Charlie Kirk, Sergio Gor, and Stephen Miller attend an inauguration event.
(© https://x.com/charliekirk11)

Sergio Gor
Maltese-American immigrant Sergio Gor wears many hats: He ran Right for America (the super PAC mentioned above). He is the president and founder of Winning Team Publishing, the company that publishes Donald Trump’s books. And before he was named to the Kennedy Center board, he was appointed director of the White House Presidential Personnel Office, charged with ensuring that over 4,000 positions are filled by Trump loyalists (you can be certain he was consulted about every name on this list). He also officiated the 2021 wedding of former Florida congressman Matt Gaetz, Donald Trump’s abortive pick for Attorney General.

Emilia May Fanjul
In 1967, Emilia May married José Fanjul, the scion of a family of Cuban sugar barons who lost it all when Castro came to power. Undaunted, the Fanjuls relocated to Palm Beach, where they built an empire of sugar and real estate now valued at over $8 billion (subsidiaries include Florida Crystals and Domino Sugar). The Fanjuls are frequently criticized for their firms’ reliance on government subsidies to prop up their sugar businesses, with classical liberal critic Johan Norberg calling them “among the most successful American welfare queens.” That largesse is returned in the form of large political donations: José gave over $800,000 to the Trump 47 Committee. But the family smartly hedges its bets. José’s older brother and business partner, Alfonso, prefers to give to Democrats.

Dana Blumberg
An ophthalmologist by trade, Dr. Dana Blumberg married the billionaire owner of the New England Patriots, Robert Kraft, in 2022 in a surprise ceremony that featured performances by Elton John and Ed Sheeran. Last year, she celebrated her 50th birthday at Harlem’s Apollo Theater with a special performance by Dave Matthews (Kraft is on the board of the theater). Could Blumberg’s relationship with these big-name musicians portend big things for the Kennedy Center?

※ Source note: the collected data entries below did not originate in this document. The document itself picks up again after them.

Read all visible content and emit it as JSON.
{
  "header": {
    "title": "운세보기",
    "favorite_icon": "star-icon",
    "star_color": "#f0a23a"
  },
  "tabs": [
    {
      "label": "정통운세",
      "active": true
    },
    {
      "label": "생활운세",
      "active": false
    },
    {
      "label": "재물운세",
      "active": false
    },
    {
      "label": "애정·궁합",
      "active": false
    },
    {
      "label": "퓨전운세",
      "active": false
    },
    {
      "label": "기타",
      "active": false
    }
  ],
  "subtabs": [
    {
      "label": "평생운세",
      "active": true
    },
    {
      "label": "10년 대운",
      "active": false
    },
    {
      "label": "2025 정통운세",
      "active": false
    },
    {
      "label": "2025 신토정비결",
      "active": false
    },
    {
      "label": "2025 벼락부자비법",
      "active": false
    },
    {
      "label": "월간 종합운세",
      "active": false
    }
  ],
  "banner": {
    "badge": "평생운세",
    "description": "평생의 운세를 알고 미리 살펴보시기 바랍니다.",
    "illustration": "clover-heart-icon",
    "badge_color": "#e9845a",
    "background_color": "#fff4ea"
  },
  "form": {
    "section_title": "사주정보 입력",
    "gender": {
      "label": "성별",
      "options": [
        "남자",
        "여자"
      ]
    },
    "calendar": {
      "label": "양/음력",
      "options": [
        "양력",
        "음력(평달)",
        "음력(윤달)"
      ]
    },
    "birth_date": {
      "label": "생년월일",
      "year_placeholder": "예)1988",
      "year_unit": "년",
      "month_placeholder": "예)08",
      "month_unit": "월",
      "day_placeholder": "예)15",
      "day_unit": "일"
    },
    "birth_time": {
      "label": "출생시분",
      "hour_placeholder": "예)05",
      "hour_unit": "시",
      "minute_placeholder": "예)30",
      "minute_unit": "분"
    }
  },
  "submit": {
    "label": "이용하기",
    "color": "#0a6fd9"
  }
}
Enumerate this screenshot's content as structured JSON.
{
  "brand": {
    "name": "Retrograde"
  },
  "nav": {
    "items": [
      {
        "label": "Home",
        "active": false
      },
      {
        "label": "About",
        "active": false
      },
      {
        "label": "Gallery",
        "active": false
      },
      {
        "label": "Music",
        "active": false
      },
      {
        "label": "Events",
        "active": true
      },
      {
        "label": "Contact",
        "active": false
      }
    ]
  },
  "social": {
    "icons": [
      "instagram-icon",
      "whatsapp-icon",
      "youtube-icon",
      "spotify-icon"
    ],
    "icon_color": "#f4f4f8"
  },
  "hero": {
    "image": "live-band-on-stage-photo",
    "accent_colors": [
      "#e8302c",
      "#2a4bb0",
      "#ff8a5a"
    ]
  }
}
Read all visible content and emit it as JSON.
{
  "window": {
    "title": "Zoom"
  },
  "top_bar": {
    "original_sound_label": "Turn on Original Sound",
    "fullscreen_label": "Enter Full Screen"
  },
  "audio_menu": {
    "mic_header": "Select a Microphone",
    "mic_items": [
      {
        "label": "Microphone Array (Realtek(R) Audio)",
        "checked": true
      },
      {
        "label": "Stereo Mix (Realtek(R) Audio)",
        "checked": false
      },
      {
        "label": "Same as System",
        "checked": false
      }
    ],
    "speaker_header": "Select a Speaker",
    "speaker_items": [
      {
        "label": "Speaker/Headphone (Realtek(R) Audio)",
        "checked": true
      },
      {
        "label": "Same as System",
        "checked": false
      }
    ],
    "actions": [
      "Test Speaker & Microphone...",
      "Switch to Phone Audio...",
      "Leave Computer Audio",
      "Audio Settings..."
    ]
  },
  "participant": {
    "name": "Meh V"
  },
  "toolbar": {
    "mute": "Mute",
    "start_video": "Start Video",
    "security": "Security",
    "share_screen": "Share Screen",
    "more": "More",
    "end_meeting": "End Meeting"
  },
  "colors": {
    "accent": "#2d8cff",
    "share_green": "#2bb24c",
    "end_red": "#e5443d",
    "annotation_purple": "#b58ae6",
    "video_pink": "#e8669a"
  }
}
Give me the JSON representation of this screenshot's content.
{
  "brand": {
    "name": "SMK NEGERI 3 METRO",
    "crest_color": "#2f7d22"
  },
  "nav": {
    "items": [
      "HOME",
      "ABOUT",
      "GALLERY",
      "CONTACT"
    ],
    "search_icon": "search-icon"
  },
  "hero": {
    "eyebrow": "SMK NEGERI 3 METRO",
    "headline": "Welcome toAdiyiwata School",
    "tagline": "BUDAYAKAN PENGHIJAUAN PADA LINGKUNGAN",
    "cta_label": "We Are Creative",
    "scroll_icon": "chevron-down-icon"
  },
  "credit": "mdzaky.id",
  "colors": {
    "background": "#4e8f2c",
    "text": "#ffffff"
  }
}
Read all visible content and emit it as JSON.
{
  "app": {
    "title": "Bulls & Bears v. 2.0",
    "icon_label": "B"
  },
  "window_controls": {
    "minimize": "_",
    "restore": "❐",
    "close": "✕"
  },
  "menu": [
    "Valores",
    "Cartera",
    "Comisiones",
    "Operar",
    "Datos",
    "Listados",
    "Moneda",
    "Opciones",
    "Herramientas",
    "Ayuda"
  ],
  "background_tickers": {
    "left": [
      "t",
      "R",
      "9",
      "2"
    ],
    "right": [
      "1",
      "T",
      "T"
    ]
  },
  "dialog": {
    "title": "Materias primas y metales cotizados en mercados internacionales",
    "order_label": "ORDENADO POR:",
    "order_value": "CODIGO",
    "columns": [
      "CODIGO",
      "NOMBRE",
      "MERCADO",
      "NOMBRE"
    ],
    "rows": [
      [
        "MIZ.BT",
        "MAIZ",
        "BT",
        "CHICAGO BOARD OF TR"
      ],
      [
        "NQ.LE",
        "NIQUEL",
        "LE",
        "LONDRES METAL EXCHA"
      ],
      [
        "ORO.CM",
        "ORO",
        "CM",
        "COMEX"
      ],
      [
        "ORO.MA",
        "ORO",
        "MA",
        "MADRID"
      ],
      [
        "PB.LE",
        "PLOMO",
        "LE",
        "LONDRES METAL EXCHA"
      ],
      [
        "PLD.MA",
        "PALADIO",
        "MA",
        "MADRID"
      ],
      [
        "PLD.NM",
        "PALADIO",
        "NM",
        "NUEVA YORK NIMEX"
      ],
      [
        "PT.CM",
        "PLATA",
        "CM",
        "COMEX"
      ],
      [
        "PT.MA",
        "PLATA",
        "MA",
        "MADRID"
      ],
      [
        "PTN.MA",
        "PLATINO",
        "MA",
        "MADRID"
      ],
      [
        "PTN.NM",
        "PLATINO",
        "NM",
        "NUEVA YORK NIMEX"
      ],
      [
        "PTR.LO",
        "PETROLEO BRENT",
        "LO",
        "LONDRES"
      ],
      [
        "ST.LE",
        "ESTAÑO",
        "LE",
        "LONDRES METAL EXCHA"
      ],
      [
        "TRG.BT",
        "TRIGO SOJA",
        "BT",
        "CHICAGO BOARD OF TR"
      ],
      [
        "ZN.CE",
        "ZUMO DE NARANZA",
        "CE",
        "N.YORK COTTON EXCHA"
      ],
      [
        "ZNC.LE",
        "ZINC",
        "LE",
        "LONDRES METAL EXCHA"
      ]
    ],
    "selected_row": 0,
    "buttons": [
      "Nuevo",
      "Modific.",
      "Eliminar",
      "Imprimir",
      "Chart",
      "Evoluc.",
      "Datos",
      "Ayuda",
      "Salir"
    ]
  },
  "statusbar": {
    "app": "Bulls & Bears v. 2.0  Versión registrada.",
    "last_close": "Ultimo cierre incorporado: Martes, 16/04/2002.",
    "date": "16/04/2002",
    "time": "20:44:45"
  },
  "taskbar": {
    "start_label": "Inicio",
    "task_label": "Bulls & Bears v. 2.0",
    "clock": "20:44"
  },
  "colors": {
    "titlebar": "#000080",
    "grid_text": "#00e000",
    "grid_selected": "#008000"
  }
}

Trish Duggan poses with her art.
(© https://x.com/RealTrishDuggan)

Patricia Duggan
Patricia Duggan donated over $5 million to help elect Trump in 2024, and she gave $1 million to Robert F. Kennedy’s MAHA Alliance super PAC (she is also a major donor to the Church of Scientology). Her ex-husband, Robert Duggan, is a biotech billionaire who has also given generously to Trump (the Duggans divorced in 2017). An avid art collector, “Trish” (as she is known on her website) also creates her own works in glass, which you can view here.

BONUS: Lee Greenwood
Greenwood was appointed to the board after it elected Trump chair, so he didn’t take part in that vote, although one doubts the vocal Republican would have voted against him. Unlike every other new trustee (except the president himself), Greenwood is a professional entertainer whom most Americans will know as the singer-songwriter behind the patriotic anthem “God Bless the U.S.A.” This isn’t Greenwood’s first federal appointment: In 2008, George W. Bush appointed Greenwood to the National Council on the Arts, a role he held through 2021. Greenwood also has experience running a theater, having built the Lee Greenwood Theater in Sevierville, Tennessee, in 1996. Despite his qualifications, Greenwood’s appointment to the Kennedy Center board seems meant to send the message that this citadel of the arts will now be open to more country music performers and other forms of popular entertainment. That could be a happy development provided that the Kennedy Center truly makes an effort to highlight a diversity of American artists. But considering recent changes in its programming, I am doubtful this is really the objective.